NEW WINESKINS
Opening Prayer
Lord, teach us not to cling to an old outdated system.
Read LUKE 5:33–39
Jesus Questioned About Fasting
33 They said to him, “John’s disciples often fast and pray, and so do the disciples of the Pharisees, but yours go on eating and drinking.”
34 Jesus answered, “Can you make the friends of the bridegroom fast while he is with them? 35 But the time will come when the bridegroom will be taken from them; in those days they will fast.”
36 He told them this parable: “No one tears a piece out of a new garment to patch an old one. Otherwise, they will have torn the new garment, and the patch from the new will not match the old. 37 And no one pours new wine into old wineskins. Otherwise, the new wine will burst the skins; the wine will run out and the wineskins will be ruined. 38 No, new wine must be poured into new wineskins. 39 And no one after drinking old wine wants the new, for they say, ‘The old is better.’”
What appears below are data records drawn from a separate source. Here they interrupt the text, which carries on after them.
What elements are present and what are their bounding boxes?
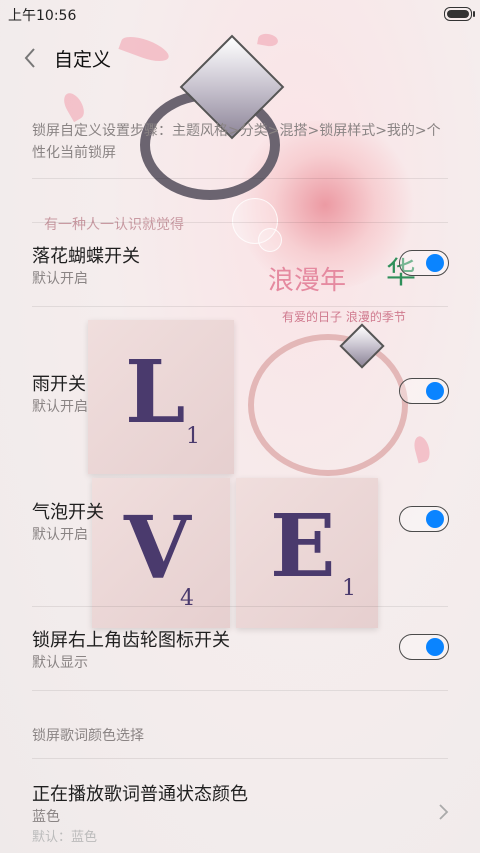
battery-icon: [444, 7, 475, 21]
lyrics-color-default: 默认：蓝色: [32, 830, 98, 845]
divider: [32, 178, 448, 179]
setting-sublabel: 默认开启: [32, 399, 88, 415]
chevron-left-icon: [24, 48, 35, 68]
setting-row-gear-icon[interactable]: 锁屏右上角齿轮图标开关 默认显示: [0, 606, 480, 690]
rain-toggle[interactable]: [399, 378, 449, 404]
setting-sublabel: 默认显示: [32, 655, 88, 671]
title-bar: 自定义: [0, 28, 480, 88]
petal-butterfly-toggle[interactable]: [399, 250, 449, 276]
bubble-toggle[interactable]: [399, 506, 449, 532]
setting-label: 雨开关: [32, 374, 86, 395]
status-bar: 上午10:56: [0, 0, 480, 28]
setting-sublabel: 默认开启: [32, 271, 88, 287]
lyrics-color-section-header: 锁屏歌词颜色选择: [32, 728, 144, 744]
setting-label: 气泡开关: [32, 502, 104, 523]
divider: [32, 306, 448, 307]
setting-sublabel: 默认开启: [32, 527, 88, 543]
gear-icon-toggle[interactable]: [399, 634, 449, 660]
setting-label: 落花蝴蝶开关: [32, 246, 140, 267]
divider: [32, 690, 448, 691]
setting-row-petal-butterfly[interactable]: 落花蝴蝶开关 默认开启: [0, 222, 480, 306]
lyrics-color-label: 正在播放歌词普通状态颜色: [32, 784, 248, 805]
setup-description: 锁屏自定义设置步骤：主题风格>分类>混搭>锁屏样式>我的>个性化当前锁屏: [32, 123, 441, 161]
setting-row-rain[interactable]: 雨开关 默认开启: [0, 350, 480, 434]
settings-content: 锁屏自定义设置步骤：主题风格>分类>混搭>锁屏样式>我的>个性化当前锁屏 落花蝴…: [0, 0, 480, 853]
lyrics-color-value: 蓝色: [32, 809, 60, 825]
status-time: 上午10:56: [8, 8, 77, 24]
setting-label: 锁屏右上角齿轮图标开关: [32, 630, 230, 651]
divider: [32, 758, 448, 759]
chevron-right-icon: [439, 804, 449, 820]
back-button[interactable]: [18, 43, 42, 73]
setting-row-bubble[interactable]: 气泡开关 默认开启: [0, 478, 480, 562]
page-title: 自定义: [54, 49, 112, 71]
New International Version (NIV)
Holy Bible, New International Version®, NIV® Copyright ©1973, 1978, 1984, 2011 by Biblica, Inc.® Used by permission. All rights reserved worldwide.
Meditate
“When I found the truth, there I found my God who is the truth… Since the time I learned thee, thou abidest in my memory; and there I find thee” (Augustine of Hippo, 354–430).
Think Further
After Jesus’ ascension, the first Christians felt the need for structure and attention to prayer and meditation, including fasting. Jesus’ words are important here.
Fasting under the old covenant belonged to a system that was incompatible with Jesus’ extension of God’s grace to the socially outcast. In a sense, we are all “tax collectors and sinners” (30). In Jesus’ new society, there are only two classes: those who accept his invitation and those who don’t (Luke 14:15–24). As the old prophets may have sensed, obedience to the legalistic old covenant would never be enough. The old covenant could not be rejuvenated by patching it up. Only a totally new covenant could bring us to God, “written… not on tablets of stone but on tablets of human hearts” (2 Cor. 3:3; cf. Jer. 31:33).
The church finds new wineskins to be a challenge. The early church struggled with the problem of those who wanted to use the new as a mere add-on, to patch up the old operating system (Acts 15:1–29; Gal. 6:12). It is one thing to believe in the wine of the new covenant in Jesus’ blood. It is another thing to develop new and relevant wineskins: churches capable of holding the new wine. “No one pours new wine into old wineskins. Otherwise, the new wine will burst the skins; the wine will run out and the wineskins will be ruined. No, new wine must be poured into new wineskins” (37,38).
Have we lived so long in our “old” respectable lifestyles that we have lost sight of Jesus’ invitation to a despised and unclean tax collector to follow him? Have we forgotten the hands which touched the man with leprosy? Are we no longer as willing as Jesus to socialize with the outcasts of society? Do we prefer our old over the new?
Apply
Help us, O God, to be the people of Your new covenant, seeing people as Jesus saw them, embracing those whom society rejects.
Closing prayer
Lord, we know not to patch up the garment of the old covenant with a patch of the new, but rather we are willing to live totally in the new.